Kalya gravit-elle un chemin à rebours ? Une pente abrupte qu’elle prend un temps considérable à remonter ?
Avance-t-elle, à perte de vue, comme une somnambule ? Est-ce l’angoisse de ces derniers jours qu’elle a maquillée en tragédie ?
Elle s’est déjà retournée deux fois pour chercher Sybil des yeux. Elle ne se retournera plus. Elle a confiance, la fillette gardera parole, elle restera à l’abri.
Il y a trois ans, une petite fille, vêtue et coiffée de laine rouge, courait sur un champ neigeux, entre les bouleaux argentés… Kalya conserve cette photo dans son portefeuille. Pourquoi n’avoir pas laissé l’enfant là-bas, dans un pays préservé, loin de ces guets-apens ?
Kalya ne se retournera pas non plus vers la fenêtre du cinquième étage, celle qui s’ouvrait d’abord sur la marche rayonnante d’Ammal et de Myriam. Ensuite, sur leur immobilité.
À présent, coude à coude, Odette et Slimane se penchent à cette même fenêtre. La face blafarde de la femme est toute proche du visage d’ébène du Soudanais.
Kalya avance. Elle ne cherche pas à imaginer les lendemains. Elle avance, elle avance. C’est tout.
Sauf la sienne, aucune ombre ne se meut sur la Place. Peut-être que le tueur est encore à l’affût, embusqué à l’angle d’une bâtisse ? Armé par d’autres mains ? Ou attendant son bon plaisir, celui du chasseur infatué de son fusil qui fera, quand il le décidera, un carton sur ce qui bouge ?
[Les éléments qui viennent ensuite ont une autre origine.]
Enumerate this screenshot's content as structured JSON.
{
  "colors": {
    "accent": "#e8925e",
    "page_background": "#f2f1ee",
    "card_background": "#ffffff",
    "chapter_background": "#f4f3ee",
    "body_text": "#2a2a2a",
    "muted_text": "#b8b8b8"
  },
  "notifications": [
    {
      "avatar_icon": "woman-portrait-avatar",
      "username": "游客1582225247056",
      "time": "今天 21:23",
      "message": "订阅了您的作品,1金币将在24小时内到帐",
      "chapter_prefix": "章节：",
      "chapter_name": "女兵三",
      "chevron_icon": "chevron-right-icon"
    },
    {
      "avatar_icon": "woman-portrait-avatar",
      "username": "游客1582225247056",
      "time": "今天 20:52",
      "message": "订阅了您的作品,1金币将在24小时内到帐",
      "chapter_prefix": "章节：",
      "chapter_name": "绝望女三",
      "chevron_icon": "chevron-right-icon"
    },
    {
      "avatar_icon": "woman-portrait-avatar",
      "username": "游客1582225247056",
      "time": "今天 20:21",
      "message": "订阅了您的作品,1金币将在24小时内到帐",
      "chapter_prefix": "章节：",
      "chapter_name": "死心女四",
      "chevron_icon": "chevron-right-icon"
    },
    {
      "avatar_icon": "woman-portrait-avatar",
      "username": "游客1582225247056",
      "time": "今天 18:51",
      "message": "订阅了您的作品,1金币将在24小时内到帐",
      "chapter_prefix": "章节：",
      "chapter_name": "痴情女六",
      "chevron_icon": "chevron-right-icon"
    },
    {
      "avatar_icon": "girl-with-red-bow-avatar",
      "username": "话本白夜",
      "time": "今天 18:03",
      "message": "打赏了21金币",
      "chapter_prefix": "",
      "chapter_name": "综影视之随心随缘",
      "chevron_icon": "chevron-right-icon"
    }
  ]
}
Kalya avance elle ne sait vers quoi. Un épilogue heureux : les jeunes femmes se relèvent, des centaines de gens accourent autour d’elles ; Sybil, Odette, Slimane se joignent à la liesse générale ? Ou bien l’autre fin : celle qui mène aux abîmes ?
Cette dernière supposition lui paraît impossible. Pourtant, ces derniers jours, un obus s’est abattu sur la Place, démolissant le bazar. La boutique vermillon – serrée entre les immeubles de rapport – s’est écroulée, tuant Aziz le commerçant, avec qui Sybil s’était liée d’amitié.
Avant, Kalya et la fillette avaient dû écourter leur séjour à la montagne sur le conseil du directeur de l’hôtel. Depuis plus d’une semaine, elles sont revenues habiter chez Odette en attendant que l’aéroport, fermé par mesure de prudence, s’ouvre de nouveau.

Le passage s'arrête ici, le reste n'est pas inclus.